ワープ
横浜から一路、越後は魚沼の盆地へとひと馳り。運転手はきみだ、助手席はぼくだ。女房はこの頃ぼくの運転が当てにならないと、決してハンドルを譲りません。確かに、視力が落ちているし考え事が多くなって、自分でも昔のような颯爽としたドライビングができなくなっているという自覚はあります。いつの頃からか移動手段として惰性っぽくなっちゃて、運転に対してワクワクするゲーム感覚が失われている、そんな気もするのです。



まあいい。女房はお気に入りの新車が楽しいようで、拓郎と泉谷を大音量で流しながらの鼻歌まじり、隣りにいて安心感がある。現実として、還暦過ぎると男は老いてゆくが、女はパワーを増してゆくのです。それを甘んじて受け入れましょう。


後部座席の孫たちはひとしきりはしゃいでいたが、すぐに熟睡。懐かしき名作ゲーム『ぼくの夏休み』の舞台だった月夜野村を過ぎて目を覚まし、山が連なる風景に歓声を上げる。いよいよあのトンネルに突入だ。




国境の長いトンネルを抜けると、そこは紅葉の故郷。


何度通ってもこのトンネルの不思議さが楽しく思われます。国が違うように、季節が変わるように、数分で別世界へワープする。



途中パーキングに立ち寄ったら、ふたりは歩道の枯れ葉に興奮して踊り出しました。かっわいいなあ〜。いいぞいいぞ、色づいた葉っぱに興奮する健やかなる感性。





小出インターに到着。さっそく着替えて法事開始。快適に、安全に、とても見事な運転であった。何より楽しんでいる感じが伝わってきて嬉しかったのであ〜る。女房が喜んでいることが嬉しかった。お、嬉しいという字は女が喜ぶと書くんだ。なあるほど、この嬉しさは文字が生まれた頃から世の男たちが味わってきたことなのだなあ。




ちなみ『にすい』に『妻』で凄い。にすいとは氷の意、故に冷たい妻ほど凄まじいものはなし。『さんずい』に『女』で汝、目下の者や親しい人への二人称代名詞。太古の昔から、男どもは女の言動に怯え、尻を叩かれ糧を求めて懸命に働いてきたのだ、ということがわかります。現代では社会的立場が逆転しました。男は仕事に自主的な自己肯定感と誇りを持ち、ともすると「俺が食わしてやってんだ」ぐらいのことを言ってしまう。昭和時代にはよくあった家庭崩壊の引き金となる台詞でした。


そんな思い上がりもこの頃では『にすいの妻』たちの猛反撃によって沈静化され、年若い夫婦は最初から、人生の舵取りは奥様が担っているのであるという掟を身につけて、ぼくらから見るととても賢く平和な家庭を築いておられる。

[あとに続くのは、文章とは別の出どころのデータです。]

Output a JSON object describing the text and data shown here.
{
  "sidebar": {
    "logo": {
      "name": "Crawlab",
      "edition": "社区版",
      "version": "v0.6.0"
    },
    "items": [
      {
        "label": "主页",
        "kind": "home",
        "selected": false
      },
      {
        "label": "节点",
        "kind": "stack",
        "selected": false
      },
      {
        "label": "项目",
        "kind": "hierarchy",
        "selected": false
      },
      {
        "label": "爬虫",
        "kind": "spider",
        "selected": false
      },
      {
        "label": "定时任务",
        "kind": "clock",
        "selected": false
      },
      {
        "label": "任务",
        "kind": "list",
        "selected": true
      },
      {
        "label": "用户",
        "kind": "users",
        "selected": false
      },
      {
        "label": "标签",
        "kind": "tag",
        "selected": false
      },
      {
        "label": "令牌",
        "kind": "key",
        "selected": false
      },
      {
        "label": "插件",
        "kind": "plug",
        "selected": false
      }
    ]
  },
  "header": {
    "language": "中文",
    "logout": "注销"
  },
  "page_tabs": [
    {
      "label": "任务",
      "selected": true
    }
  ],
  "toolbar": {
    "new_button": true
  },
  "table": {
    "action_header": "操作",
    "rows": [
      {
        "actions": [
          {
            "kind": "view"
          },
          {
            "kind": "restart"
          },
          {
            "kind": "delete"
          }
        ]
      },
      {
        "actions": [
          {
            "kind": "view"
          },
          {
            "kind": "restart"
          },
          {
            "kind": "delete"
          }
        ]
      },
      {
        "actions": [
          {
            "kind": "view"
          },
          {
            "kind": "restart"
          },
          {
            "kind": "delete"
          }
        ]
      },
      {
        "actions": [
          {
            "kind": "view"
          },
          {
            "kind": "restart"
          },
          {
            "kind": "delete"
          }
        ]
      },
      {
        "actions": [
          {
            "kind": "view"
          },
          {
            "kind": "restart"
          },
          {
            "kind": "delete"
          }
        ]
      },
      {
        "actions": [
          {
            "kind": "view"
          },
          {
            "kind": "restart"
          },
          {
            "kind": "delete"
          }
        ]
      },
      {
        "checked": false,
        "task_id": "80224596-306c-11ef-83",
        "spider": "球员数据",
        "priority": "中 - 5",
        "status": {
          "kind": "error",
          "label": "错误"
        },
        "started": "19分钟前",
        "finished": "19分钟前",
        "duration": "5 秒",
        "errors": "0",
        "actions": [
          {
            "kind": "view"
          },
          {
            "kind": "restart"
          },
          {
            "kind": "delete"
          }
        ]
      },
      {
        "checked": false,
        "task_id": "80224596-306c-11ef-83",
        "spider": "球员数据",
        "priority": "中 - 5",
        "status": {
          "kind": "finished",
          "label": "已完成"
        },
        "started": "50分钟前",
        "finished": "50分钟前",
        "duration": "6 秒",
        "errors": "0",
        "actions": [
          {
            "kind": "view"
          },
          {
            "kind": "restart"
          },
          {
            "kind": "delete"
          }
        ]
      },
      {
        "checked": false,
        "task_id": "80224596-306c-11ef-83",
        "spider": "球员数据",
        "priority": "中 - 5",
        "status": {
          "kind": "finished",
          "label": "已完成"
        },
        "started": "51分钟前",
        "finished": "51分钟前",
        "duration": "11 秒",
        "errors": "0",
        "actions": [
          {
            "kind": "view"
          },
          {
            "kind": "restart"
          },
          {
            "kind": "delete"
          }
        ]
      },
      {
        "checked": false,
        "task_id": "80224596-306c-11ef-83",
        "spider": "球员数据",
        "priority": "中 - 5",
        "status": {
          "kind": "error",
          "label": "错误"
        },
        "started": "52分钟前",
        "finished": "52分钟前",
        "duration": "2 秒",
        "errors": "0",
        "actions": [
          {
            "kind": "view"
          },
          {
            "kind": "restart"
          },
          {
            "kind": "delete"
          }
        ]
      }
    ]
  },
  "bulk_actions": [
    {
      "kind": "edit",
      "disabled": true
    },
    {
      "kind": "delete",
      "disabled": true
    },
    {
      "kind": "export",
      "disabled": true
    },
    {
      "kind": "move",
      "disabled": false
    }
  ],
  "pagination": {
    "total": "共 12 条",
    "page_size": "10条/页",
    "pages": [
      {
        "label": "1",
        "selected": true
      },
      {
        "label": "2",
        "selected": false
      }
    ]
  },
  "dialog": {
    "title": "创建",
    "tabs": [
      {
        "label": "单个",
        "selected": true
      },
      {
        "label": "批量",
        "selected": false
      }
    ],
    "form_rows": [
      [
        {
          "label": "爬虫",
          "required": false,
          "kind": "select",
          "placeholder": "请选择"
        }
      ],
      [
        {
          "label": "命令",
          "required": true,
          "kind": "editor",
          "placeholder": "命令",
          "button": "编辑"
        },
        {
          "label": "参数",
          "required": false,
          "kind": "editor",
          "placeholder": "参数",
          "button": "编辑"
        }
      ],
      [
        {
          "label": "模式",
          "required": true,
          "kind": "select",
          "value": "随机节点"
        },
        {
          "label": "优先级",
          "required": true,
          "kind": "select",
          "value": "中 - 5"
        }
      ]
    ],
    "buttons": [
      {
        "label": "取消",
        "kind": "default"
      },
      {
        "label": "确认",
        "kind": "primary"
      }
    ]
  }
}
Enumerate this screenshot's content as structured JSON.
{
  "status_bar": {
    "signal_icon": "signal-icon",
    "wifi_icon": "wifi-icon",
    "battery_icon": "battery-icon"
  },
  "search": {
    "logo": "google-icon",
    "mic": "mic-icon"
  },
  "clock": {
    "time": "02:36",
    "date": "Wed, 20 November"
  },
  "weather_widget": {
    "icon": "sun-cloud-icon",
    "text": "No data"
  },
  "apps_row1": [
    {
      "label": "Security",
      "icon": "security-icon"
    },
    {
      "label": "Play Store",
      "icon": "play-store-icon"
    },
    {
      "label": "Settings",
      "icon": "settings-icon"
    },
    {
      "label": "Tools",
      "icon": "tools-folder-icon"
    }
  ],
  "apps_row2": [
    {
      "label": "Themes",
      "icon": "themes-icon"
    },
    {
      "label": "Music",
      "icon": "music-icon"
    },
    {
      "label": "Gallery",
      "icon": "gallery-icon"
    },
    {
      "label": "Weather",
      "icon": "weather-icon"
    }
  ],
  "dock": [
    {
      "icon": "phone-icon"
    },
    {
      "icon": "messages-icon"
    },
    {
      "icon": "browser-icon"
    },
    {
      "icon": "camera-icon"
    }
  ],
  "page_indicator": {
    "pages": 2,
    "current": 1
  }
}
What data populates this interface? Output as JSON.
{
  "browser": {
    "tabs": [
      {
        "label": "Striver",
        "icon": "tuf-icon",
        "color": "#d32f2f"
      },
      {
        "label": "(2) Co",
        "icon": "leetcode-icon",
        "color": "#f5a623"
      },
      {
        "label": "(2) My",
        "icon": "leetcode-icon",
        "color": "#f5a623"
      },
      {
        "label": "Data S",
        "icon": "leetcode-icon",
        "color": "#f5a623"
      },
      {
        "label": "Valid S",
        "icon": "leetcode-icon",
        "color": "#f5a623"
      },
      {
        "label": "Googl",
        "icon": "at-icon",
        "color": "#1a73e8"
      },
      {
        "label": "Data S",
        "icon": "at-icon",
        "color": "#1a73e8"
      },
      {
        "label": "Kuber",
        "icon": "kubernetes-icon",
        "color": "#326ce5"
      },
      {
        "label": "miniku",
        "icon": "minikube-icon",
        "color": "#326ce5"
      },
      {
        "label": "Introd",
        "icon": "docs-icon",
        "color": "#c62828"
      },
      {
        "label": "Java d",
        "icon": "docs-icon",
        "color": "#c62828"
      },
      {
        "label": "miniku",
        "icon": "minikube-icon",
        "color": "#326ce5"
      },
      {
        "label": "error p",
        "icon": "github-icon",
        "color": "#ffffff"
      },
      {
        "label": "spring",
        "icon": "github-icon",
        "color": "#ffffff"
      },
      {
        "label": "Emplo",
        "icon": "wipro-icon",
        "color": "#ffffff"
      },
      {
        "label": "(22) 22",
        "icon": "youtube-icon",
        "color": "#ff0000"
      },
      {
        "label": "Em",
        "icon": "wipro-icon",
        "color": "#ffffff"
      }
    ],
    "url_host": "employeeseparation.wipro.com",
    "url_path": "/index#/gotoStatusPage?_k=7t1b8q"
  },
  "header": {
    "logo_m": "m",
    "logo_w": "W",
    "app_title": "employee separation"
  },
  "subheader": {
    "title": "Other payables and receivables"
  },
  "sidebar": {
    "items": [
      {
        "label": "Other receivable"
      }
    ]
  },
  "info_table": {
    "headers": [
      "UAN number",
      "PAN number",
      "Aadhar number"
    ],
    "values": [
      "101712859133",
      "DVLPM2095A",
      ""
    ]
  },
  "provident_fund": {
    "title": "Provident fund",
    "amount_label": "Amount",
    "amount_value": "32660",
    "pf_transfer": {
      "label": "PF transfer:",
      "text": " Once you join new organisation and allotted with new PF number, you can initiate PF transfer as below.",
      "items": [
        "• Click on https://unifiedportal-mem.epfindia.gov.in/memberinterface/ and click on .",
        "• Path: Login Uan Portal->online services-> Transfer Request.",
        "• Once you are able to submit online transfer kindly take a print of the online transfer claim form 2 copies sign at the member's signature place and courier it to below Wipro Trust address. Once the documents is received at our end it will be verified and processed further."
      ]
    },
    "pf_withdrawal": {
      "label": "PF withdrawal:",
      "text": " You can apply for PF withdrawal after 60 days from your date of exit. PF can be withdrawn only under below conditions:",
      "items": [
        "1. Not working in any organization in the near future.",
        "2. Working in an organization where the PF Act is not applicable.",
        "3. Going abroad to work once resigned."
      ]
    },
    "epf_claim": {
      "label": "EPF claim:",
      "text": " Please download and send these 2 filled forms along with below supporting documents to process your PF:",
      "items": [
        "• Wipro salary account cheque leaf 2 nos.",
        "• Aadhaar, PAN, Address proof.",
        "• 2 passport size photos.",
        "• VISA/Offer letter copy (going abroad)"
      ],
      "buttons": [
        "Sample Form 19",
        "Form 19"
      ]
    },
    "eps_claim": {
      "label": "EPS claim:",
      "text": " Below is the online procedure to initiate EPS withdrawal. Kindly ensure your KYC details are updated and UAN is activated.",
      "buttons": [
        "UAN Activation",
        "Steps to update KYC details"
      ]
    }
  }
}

うちの子供らや甥っ子姪っ子もそれぞれに、見事にその今風のスタイル生きている。いちいち揉めてばかりだったぼくら昭和の夫婦を反面教師とした、素晴らしき生活感覚なのであります。



ワープする。コロナで間が空いてしまいましたが、時々はトンネルを抜けて、故郷の風景と人々に接し、我が根っこを元気づかせようと思いました。幸いにして元気に暮らす母の存在を軸として、越後三山、魚野川、広がる田んぼ。
兎追いしかの山 小鮒釣りしかの川
夢は今もめぐりて 忘れがたき故郷
如何にいます父母 恙なしや友がき
雨に風につけても 思いいずる故郷
こころざしをはたして いつの日にか帰らん
山はあおき故郷 水は清き故郷
こんな童謡が胸に来る、そういう年齢になったんだなあと。子や孫たちにも健康で美しき、田舎っぽい人生が巡りますように。
翌日横浜へワープ。さてと、日常に、魚沼で吸い込んできた空気を追加して、新鮮な気持ちで幸福なる家族の庭を思い描きます。設計設計また設計。